Kudengarkan pesanmu, dan kini fasih kuulang dan kuulang. Kekuasaan ini, untuk melayani penghuninya, rakyatnya. Bukan untuk Tuan Pemilik Partai atau Tuan Belanda. Karena kau memperoleh mandat dari tuan dan pemilik negeri ini, dan pemilik dirimu Yang bersemayam di surga.
Wahai Bintang, dawai di pojok nurani menangkap getar. Sampaikan terima kasih dan salamku pada tuanmu. Sampaikan pada tuanmu wahai sang Bintang, tadi malam kami, aku dan anak-anaku melakukan ritual suci.

Memang masih kudengar kau terpekik, “Astaghfirllah”. Kudengar gumammu: Manusia tak lagi mampu membedakan anaknya dan anjingnya. Mana yang lebih mulia dari keduanya. Anjing makan daging, manusia makan anjing. Anak manusia lahir dari rahim sang perawan kencur. Sang anak memanggil bapaknya yang juga kakeknya. Dan di belahan bumi lain anak manusia memerkosa neneknya.
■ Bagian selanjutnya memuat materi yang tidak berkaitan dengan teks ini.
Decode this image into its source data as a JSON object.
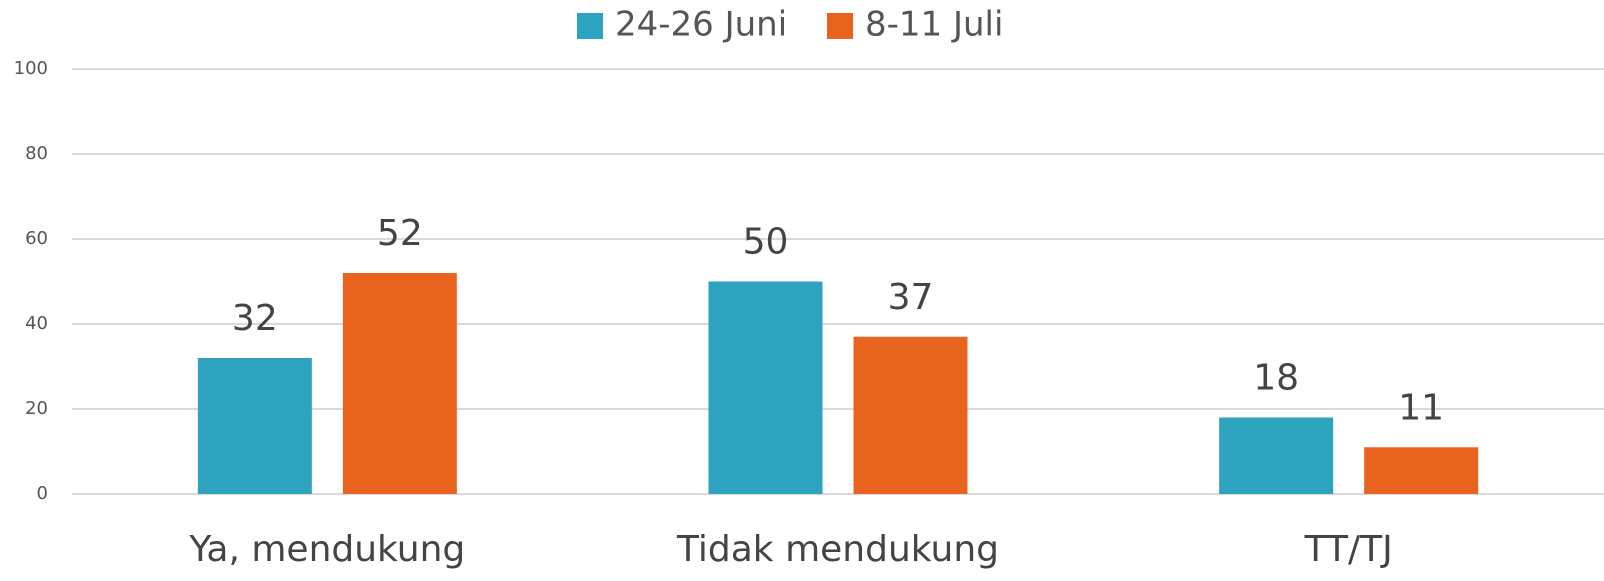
{
  "chart_data": {
    "type": "bar",
    "categories": [
      "Ya, mendukung",
      "Tidak mendukung",
      "TT/TJ"
    ],
    "series": [
      {
        "name": "24-26 Juni",
        "color": "#2da3c0",
        "values": [
          32,
          50,
          18
        ]
      },
      {
        "name": "8-11 Juli",
        "color": "#e8641e",
        "values": [
          52,
          37,
          11
        ]
      }
    ],
    "ylim": [
      0,
      100
    ],
    "yticks": [
      0,
      20,
      40,
      60,
      80,
      100
    ],
    "grid": true,
    "legend": "top"
  }
}
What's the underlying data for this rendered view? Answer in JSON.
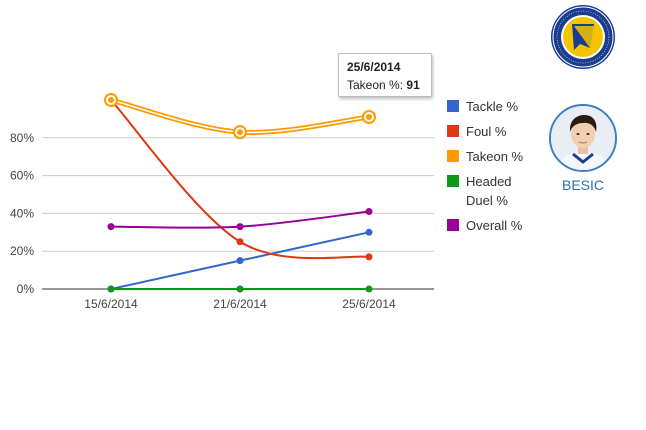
{
  "chart_data": {
    "type": "line",
    "categories": [
      "15/6/2014",
      "21/6/2014",
      "25/6/2014"
    ],
    "ylim": [
      0,
      100
    ],
    "yticks": [
      "0%",
      "20%",
      "40%",
      "60%",
      "80%"
    ],
    "ytick_values": [
      0,
      20,
      40,
      60,
      80
    ],
    "grid": true,
    "legend_position": "right",
    "series": [
      {
        "name": "Tackle %",
        "color": "#3366cc",
        "values": [
          0,
          15,
          30
        ]
      },
      {
        "name": "Foul %",
        "color": "#dc3912",
        "values": [
          100,
          25,
          17
        ]
      },
      {
        "name": "Takeon %",
        "color": "#ff9900",
        "values": [
          100,
          83,
          91
        ]
      },
      {
        "name": "Headed Duel %",
        "color": "#109618",
        "values": [
          0,
          0,
          0
        ]
      },
      {
        "name": "Overall %",
        "color": "#990099",
        "values": [
          33,
          33,
          41
        ]
      }
    ]
  },
  "tooltip": {
    "date": "25/6/2014",
    "label": "Takeon %:",
    "value": "91"
  },
  "player": {
    "name": "BESIC"
  }
}
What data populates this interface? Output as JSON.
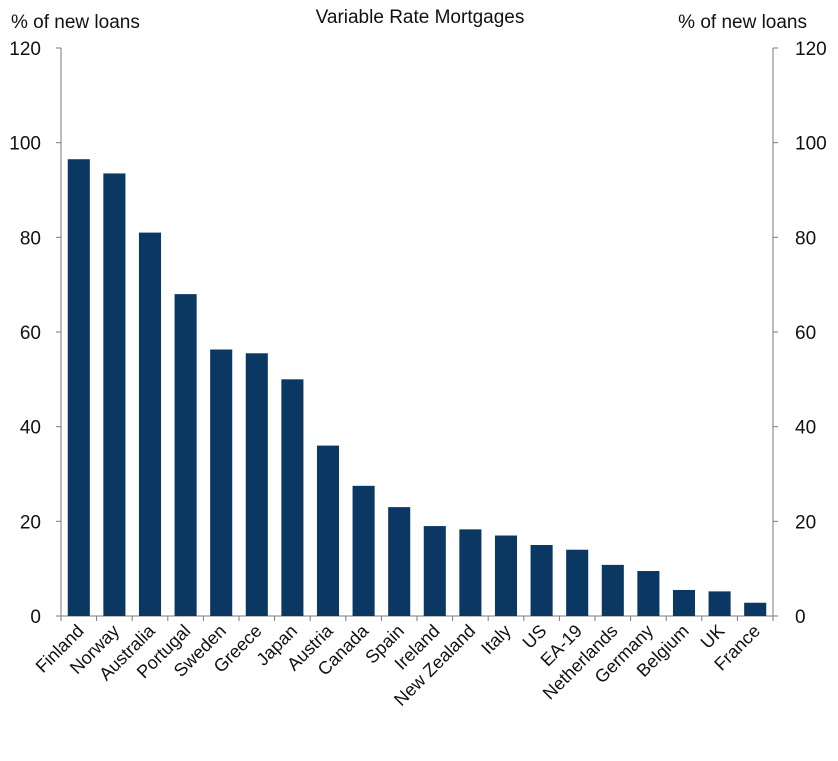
{
  "chart_data": {
    "type": "bar",
    "title": "Variable Rate Mortgages",
    "ylabel_left": "% of new loans",
    "ylabel_right": "% of new loans",
    "xlabel": "",
    "ylim": [
      0,
      120
    ],
    "yticks": [
      0,
      20,
      40,
      60,
      80,
      100,
      120
    ],
    "grid": false,
    "categories": [
      "Finland",
      "Norway",
      "Australia",
      "Portugal",
      "Sweden",
      "Greece",
      "Japan",
      "Austria",
      "Canada",
      "Spain",
      "Ireland",
      "New Zealand",
      "Italy",
      "US",
      "EA-19",
      "Netherlands",
      "Germany",
      "Belgium",
      "UK",
      "France"
    ],
    "values": [
      96.5,
      93.5,
      81,
      68,
      56.3,
      55.5,
      50,
      36,
      27.5,
      23,
      19,
      18.3,
      17,
      15,
      14,
      10.8,
      9.5,
      5.5,
      5.2,
      2.8
    ],
    "bar_color": "#0b3763"
  }
}
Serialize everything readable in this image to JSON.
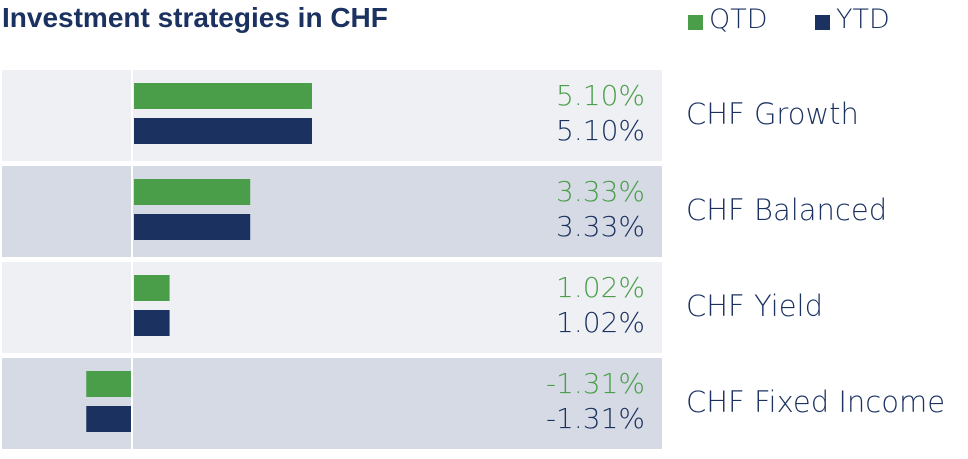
{
  "colors": {
    "qtd": "#4a9e4a",
    "ytd": "#1b3260",
    "row_light": "#eef0f4",
    "row_dark": "#d6dae4",
    "zero_line": "#ffffff"
  },
  "chart_data": {
    "type": "bar",
    "orientation": "horizontal",
    "title": "Investment strategies in CHF",
    "legend_position": "top-right",
    "grid": false,
    "xlim": [
      -1.31,
      5.1
    ],
    "categories": [
      "CHF Growth",
      "CHF Balanced",
      "CHF Yield",
      "CHF Fixed Income"
    ],
    "series": [
      {
        "name": "QTD",
        "values": [
          5.1,
          3.33,
          1.02,
          -1.31
        ],
        "labels": [
          "5.10%",
          "3.33%",
          "1.02%",
          "-1.31%"
        ]
      },
      {
        "name": "YTD",
        "values": [
          5.1,
          3.33,
          1.02,
          -1.31
        ],
        "labels": [
          "5.10%",
          "3.33%",
          "1.02%",
          "-1.31%"
        ]
      }
    ]
  }
}
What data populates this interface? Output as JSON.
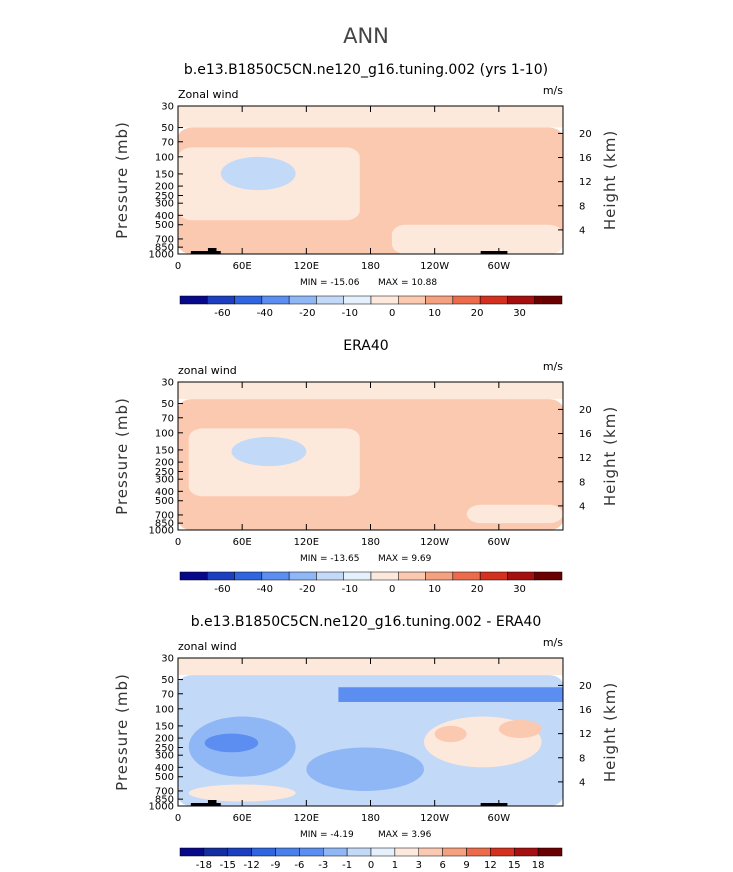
{
  "main_title": "ANN",
  "chart_data": [
    {
      "type": "heatmap",
      "title": "b.e13.B1850C5CN.ne120_g16.tuning.002 (yrs 1-10)",
      "left_label": "Zonal wind",
      "units": "m/s",
      "ylabel": "Pressure (mb)",
      "ylabel_right": "Height (km)",
      "xticks": [
        "0",
        "60E",
        "120E",
        "180",
        "120W",
        "60W"
      ],
      "xtick_positions_deg": [
        0,
        60,
        120,
        180,
        240,
        300
      ],
      "pressure_ticks": [
        "30",
        "50",
        "70",
        "100",
        "150",
        "200",
        "250",
        "300",
        "400",
        "500",
        "700",
        "850",
        "1000"
      ],
      "height_ticks": [
        "20",
        "16",
        "12",
        "8",
        "4"
      ],
      "min_text": "MIN = -15.06",
      "max_text": "MAX =  10.88",
      "colorbar_labels": [
        "-60",
        "-40",
        "-20",
        "-10",
        "0",
        "10",
        "20",
        "30"
      ],
      "colorbar_colors": [
        "#08088a",
        "#1b3fbf",
        "#2f66e0",
        "#5b8ef0",
        "#8fb6f5",
        "#c2d9f8",
        "#e4f0fb",
        "#fde8dc",
        "#fbc9b0",
        "#f5a07e",
        "#ec6b4a",
        "#d4301f",
        "#a50f0f",
        "#6b0000"
      ],
      "features": [
        {
          "shape": "band",
          "lon": [
            0,
            360
          ],
          "p": [
            30,
            50
          ],
          "value": -5
        },
        {
          "shape": "region",
          "lon": [
            0,
            360
          ],
          "p": [
            50,
            1000
          ],
          "value": 3
        },
        {
          "shape": "region",
          "lon": [
            0,
            170
          ],
          "p": [
            80,
            450
          ],
          "value": -5
        },
        {
          "shape": "blob",
          "lon": [
            40,
            110
          ],
          "p": [
            100,
            220
          ],
          "value": -12
        },
        {
          "shape": "blob",
          "lon": [
            180,
            270
          ],
          "p": [
            90,
            300
          ],
          "value": 8
        },
        {
          "shape": "blob",
          "lon": [
            290,
            340
          ],
          "p": [
            100,
            260
          ],
          "value": 8
        },
        {
          "shape": "blob",
          "lon": [
            20,
            100
          ],
          "p": [
            550,
            900
          ],
          "value": 6
        },
        {
          "shape": "region",
          "lon": [
            200,
            360
          ],
          "p": [
            500,
            1000
          ],
          "value": -4
        }
      ]
    },
    {
      "type": "heatmap",
      "title": "ERA40",
      "left_label": "zonal wind",
      "units": "m/s",
      "ylabel": "Pressure (mb)",
      "ylabel_right": "Height (km)",
      "xticks": [
        "0",
        "60E",
        "120E",
        "180",
        "120W",
        "60W"
      ],
      "xtick_positions_deg": [
        0,
        60,
        120,
        180,
        240,
        300
      ],
      "pressure_ticks": [
        "30",
        "50",
        "70",
        "100",
        "150",
        "200",
        "250",
        "300",
        "400",
        "500",
        "700",
        "850",
        "1000"
      ],
      "height_ticks": [
        "20",
        "16",
        "12",
        "8",
        "4"
      ],
      "min_text": "MIN = -13.65",
      "max_text": "MAX =   9.69",
      "colorbar_labels": [
        "-60",
        "-40",
        "-20",
        "-10",
        "0",
        "10",
        "20",
        "30"
      ],
      "colorbar_colors": [
        "#08088a",
        "#1b3fbf",
        "#2f66e0",
        "#5b8ef0",
        "#8fb6f5",
        "#c2d9f8",
        "#e4f0fb",
        "#fde8dc",
        "#fbc9b0",
        "#f5a07e",
        "#ec6b4a",
        "#d4301f",
        "#a50f0f",
        "#6b0000"
      ],
      "features": [
        {
          "shape": "band",
          "lon": [
            0,
            360
          ],
          "p": [
            30,
            45
          ],
          "value": -5
        },
        {
          "shape": "region",
          "lon": [
            0,
            360
          ],
          "p": [
            45,
            1000
          ],
          "value": 3
        },
        {
          "shape": "region",
          "lon": [
            10,
            170
          ],
          "p": [
            90,
            450
          ],
          "value": -5
        },
        {
          "shape": "blob",
          "lon": [
            50,
            120
          ],
          "p": [
            110,
            220
          ],
          "value": -12
        },
        {
          "shape": "blob",
          "lon": [
            185,
            275
          ],
          "p": [
            80,
            280
          ],
          "value": 8
        },
        {
          "shape": "blob",
          "lon": [
            300,
            350
          ],
          "p": [
            90,
            230
          ],
          "value": 8
        },
        {
          "shape": "blob",
          "lon": [
            10,
            60
          ],
          "p": [
            600,
            900
          ],
          "value": 6
        },
        {
          "shape": "region",
          "lon": [
            270,
            360
          ],
          "p": [
            550,
            850
          ],
          "value": -4
        }
      ]
    },
    {
      "type": "heatmap",
      "title": "b.e13.B1850C5CN.ne120_g16.tuning.002 - ERA40",
      "left_label": "zonal wind",
      "units": "m/s",
      "ylabel": "Pressure (mb)",
      "ylabel_right": "Height (km)",
      "xticks": [
        "0",
        "60E",
        "120E",
        "180",
        "120W",
        "60W"
      ],
      "xtick_positions_deg": [
        0,
        60,
        120,
        180,
        240,
        300
      ],
      "pressure_ticks": [
        "30",
        "50",
        "70",
        "100",
        "150",
        "200",
        "250",
        "300",
        "400",
        "500",
        "700",
        "850",
        "1000"
      ],
      "height_ticks": [
        "20",
        "16",
        "12",
        "8",
        "4"
      ],
      "min_text": "MIN =  -4.19",
      "max_text": "MAX =   3.96",
      "colorbar_labels": [
        "-18",
        "-15",
        "-12",
        "-9",
        "-6",
        "-3",
        "-1",
        "0",
        "1",
        "3",
        "6",
        "9",
        "12",
        "15",
        "18"
      ],
      "colorbar_colors": [
        "#08088a",
        "#132e9e",
        "#1b3fbf",
        "#2f66e0",
        "#4a80eb",
        "#5b8ef0",
        "#8fb6f5",
        "#c2d9f8",
        "#e4f0fb",
        "#fde8dc",
        "#fbc9b0",
        "#f5a07e",
        "#ec6b4a",
        "#d4301f",
        "#a50f0f",
        "#6b0000"
      ],
      "features": [
        {
          "shape": "band",
          "lon": [
            0,
            360
          ],
          "p": [
            30,
            45
          ],
          "value": 1.5
        },
        {
          "shape": "region",
          "lon": [
            0,
            360
          ],
          "p": [
            45,
            1000
          ],
          "value": -0.5
        },
        {
          "shape": "band",
          "lon": [
            150,
            360
          ],
          "p": [
            60,
            85
          ],
          "value": -3
        },
        {
          "shape": "blob",
          "lon": [
            10,
            110
          ],
          "p": [
            120,
            500
          ],
          "value": -2
        },
        {
          "shape": "blob",
          "lon": [
            25,
            75
          ],
          "p": [
            180,
            280
          ],
          "value": -4
        },
        {
          "shape": "blob",
          "lon": [
            230,
            340
          ],
          "p": [
            120,
            400
          ],
          "value": 2
        },
        {
          "shape": "blob",
          "lon": [
            240,
            270
          ],
          "p": [
            150,
            220
          ],
          "value": 3.5
        },
        {
          "shape": "blob",
          "lon": [
            300,
            340
          ],
          "p": [
            130,
            200
          ],
          "value": 3.5
        },
        {
          "shape": "blob",
          "lon": [
            120,
            230
          ],
          "p": [
            250,
            700
          ],
          "value": -2
        },
        {
          "shape": "blob",
          "lon": [
            10,
            110
          ],
          "p": [
            600,
            900
          ],
          "value": 2
        }
      ]
    }
  ]
}
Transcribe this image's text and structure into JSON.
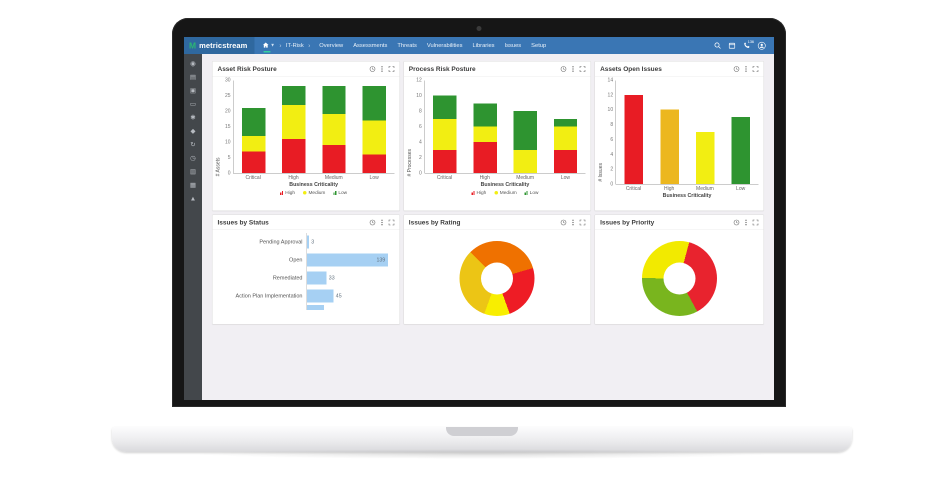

Wahai Bintang, oleh ulah anak-anakku sebabkan tuanmu kirim angin beliung menghancurkan suatu kaum. Begitu telah kau wartakan dari tuanmu. Engkaulah sang Bintang yang mengilhami dan menerangi. Namun ritual-ritual maksiat itu tetap berlangsung. Seperti upacara pada pagi ini.

Pagi ini, upacara dimulai dengan canda-canda ria. Anakku bercanda ria bersama dengan anjing piaraannya. Anjing dan anakku berkejaran, bergumul, dan berguling-guling. Suara tawa anakku dan gonggongan anjing bersahutan.

Hingga aku tak dapat lagi membedakan antara erangan kesakitan dan kenikmatan. Ketika kudengar erangan “nafsu anjing” dari mulut anakku. Sang anjing menggonggong panjang, meronta dan kesakitan. Anakku yang mengisap darah anjing, pun mengerang “anjing”. Dari mulutnya, menetes darah anjing membasahi bajunya. Mulut dan lidahnya berdecap-decap menikmati hisapan darah segar anjing. Mulutnya dan giginya dipenuhi gumpalan daging anjing. Wajahnya berkerut-kerut binar melahap daging anjing. Suara bersahutan antara suara anakku yang menyeringai dan terkekeh-kekeh dengan suara lolongan anjing.

Wahai Bintang, tahukah engkau, bahwa kali aku menikmati adegan anakku yang menjagal anjing dengan giginya. Musik blues lamat-lamat terdengar, meningkahi lolongan anjing dan erangan anakku. Bau wewangian itu dari anyir darah. Darah segar yang mengalirkan nafsu birahi. Anjing antara mati dan hidup.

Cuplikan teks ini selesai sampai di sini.